Numéro 5

Le Magnificat dans la tradition de prière d’Israël

Nous devons au bibliste le père Frédéric Manns (1924-2021), spécialiste des sources juives des Évangiles, cette belle analyse. Selon lui, le Magnificat s’inscrit dans la tradition de la prière des femmes d’Israël, qu’il est caractéristique des livres de sagesse de la Bible et la Vierge Marie est une figure d’Israël.

La prière des femmes d’Israël

Dans l’Ancien testament, et en particulier dans la Genèse, plusieurs femmes laissent éclater leur joie :

Sarah, épouse d'Abraham, s’exclame : 

Dieu m'a donné de quoi rire, tous ceux qui l'apprendront me souriront (Gn 21,6).

Léa, épouse de Jacob, éclate de joie et s’écrie : 

Quel bonheur pour moi, car les filles m'ont proclamé bienheureuse. (Gn 30,13).

Judith, une autre femme d'Israël, a marqué la pensée de Marie :

Tous la bénirent d'une seule voix : Tu es la gloire de Jérusalem, tu es l'orgueil d'Israël. (Gn 15,9).

Anne, la mère de Samuel, dans son chant d'action de grâces (1 Sam 2,4-7), souligne, de même que la prière de Marie, la pédagogie paradoxale de Dieu au cours de l'histoire :

Et Anne fit cette prière : Mon cœur exulte à cause du Seigneur ; mon front s’est relevé grâce à mon Dieu ! Face à mes ennemis, s’ouvre ma bouche : oui, je me réjouis de ton salut ! Il n’est pas de Saint pareil au Seigneur. – Pas d’autre Dieu que toi ! Pas de Rocher pareil à notre Dieu !

Assez de paroles hautaines, pas d’insolence à la bouche.
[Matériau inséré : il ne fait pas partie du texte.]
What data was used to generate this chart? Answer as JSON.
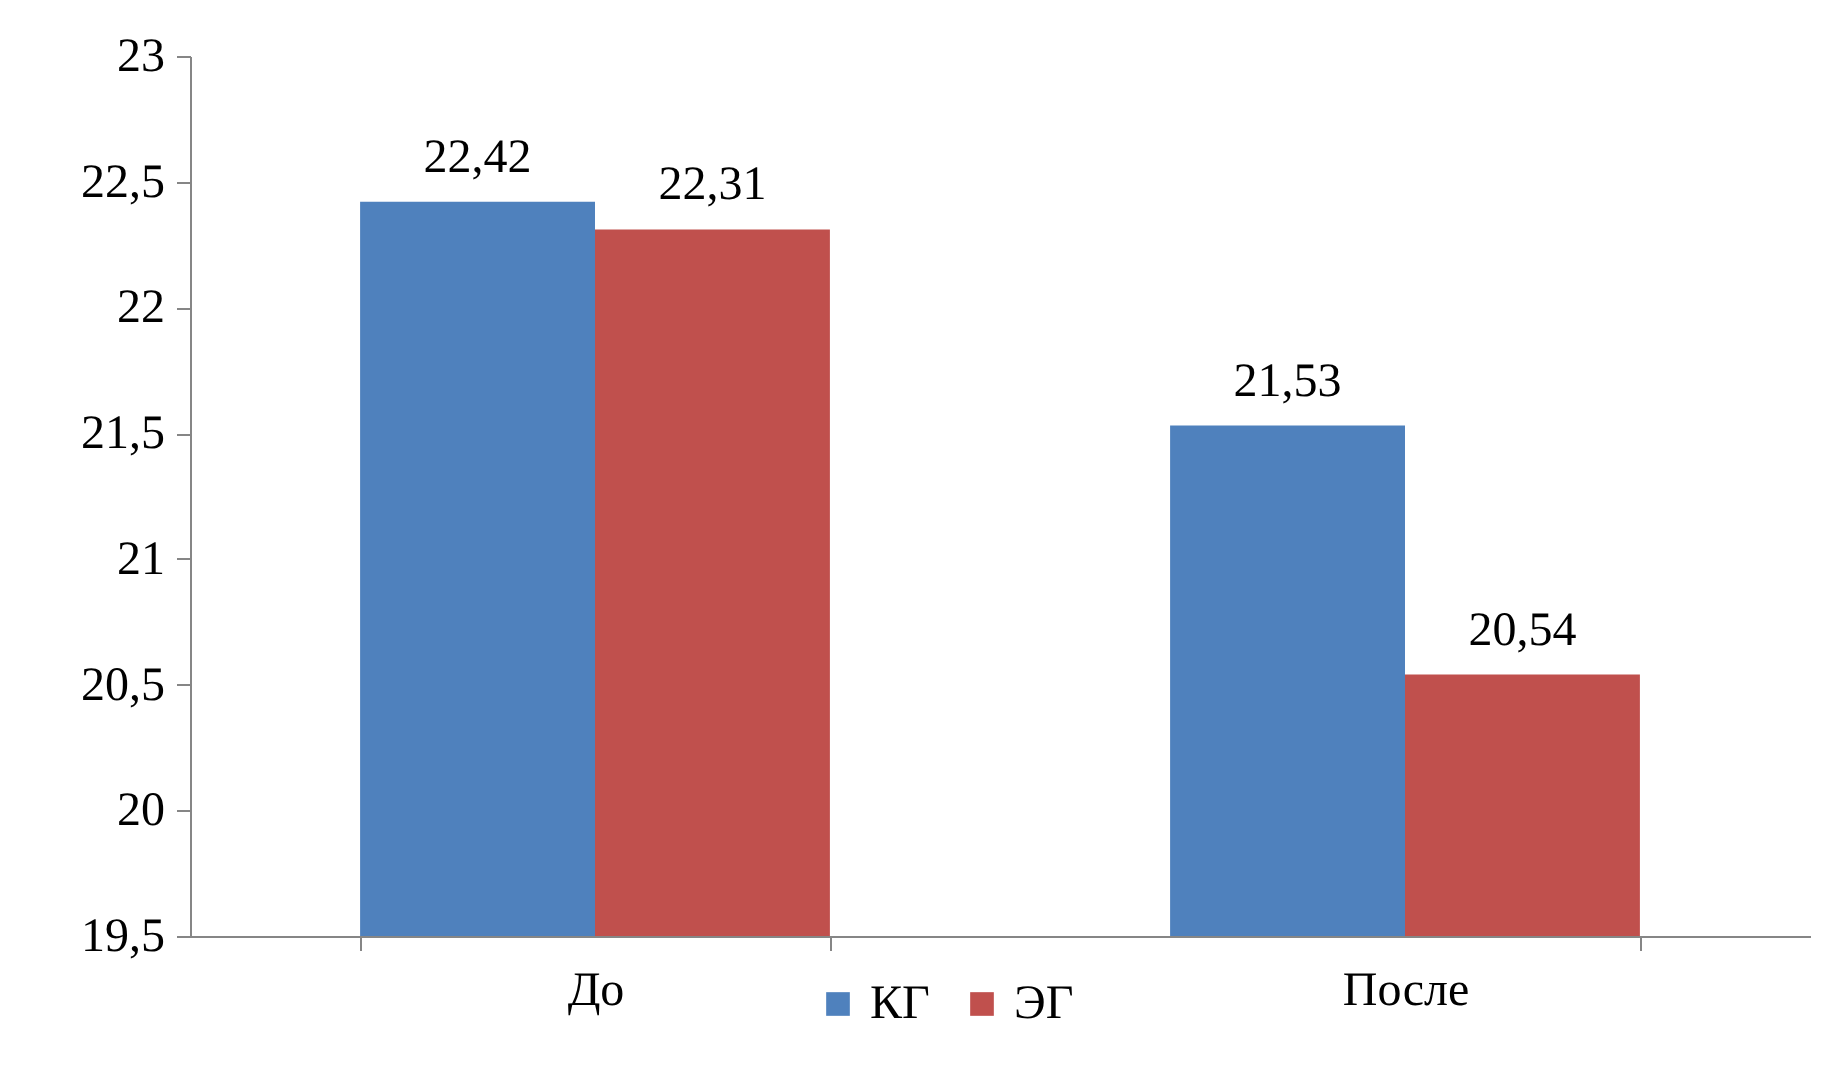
{
  "chart_data": {
    "type": "bar",
    "categories": [
      "До",
      "После"
    ],
    "series": [
      {
        "name": "КГ",
        "color": "#4f81bd",
        "values": [
          22.42,
          21.53
        ],
        "value_labels": [
          "22,42",
          "21,53"
        ]
      },
      {
        "name": "ЭГ",
        "color": "#c0504d",
        "values": [
          22.31,
          20.54
        ],
        "value_labels": [
          "22,31",
          "20,54"
        ]
      }
    ],
    "ylim": [
      19.5,
      23
    ],
    "yticks": [
      {
        "value": 19.5,
        "label": "19,5"
      },
      20,
      {
        "value": 20.5,
        "label": "20,5"
      },
      21,
      {
        "value": 21.5,
        "label": "21,5"
      },
      22,
      {
        "value": 22.5,
        "label": "22,5"
      },
      23
    ],
    "legend": "bottom"
  }
}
Le Seigneur est le Dieu qui sait, qui pèse nos actes. L’arc des forts est brisé, mais le faible se revêt de vigueur. Les plus comblés s’embauchent pour du pain, et les affamés se reposent. Quand la stérile enfante sept fois, la femme aux fils nombreux dépérit.

Le Seigneur fait mourir et vivre ; il fait descendre à l’abîme et en ramène. Le Seigneur rend pauvre et riche ; il abaisse et il élève. De la poussière, il relève le faible, il retire le malheureux de la cendre pour qu’il siège parmi les princes, et reçoive un trône de gloire. Au Seigneur, les colonnes de la terre : sur elles, il a posé le monde.

Il veille sur les pas de ses fidèles, et les méchants périront dans les ténèbres. La force ne rend pas l’homme vainqueur : les adversaires du Seigneur seront brisés. Le Très-Haut tonnera dans les cieux ; le Seigneur jugera la terre entière. Il donnera la puissance à son roi, il relèvera le front de son messie.

Le Magnificats’inscrit ainsi dans toute cette tradition : Marie, en prononçant le Magnificat, résume la prière des femmes d'Israël.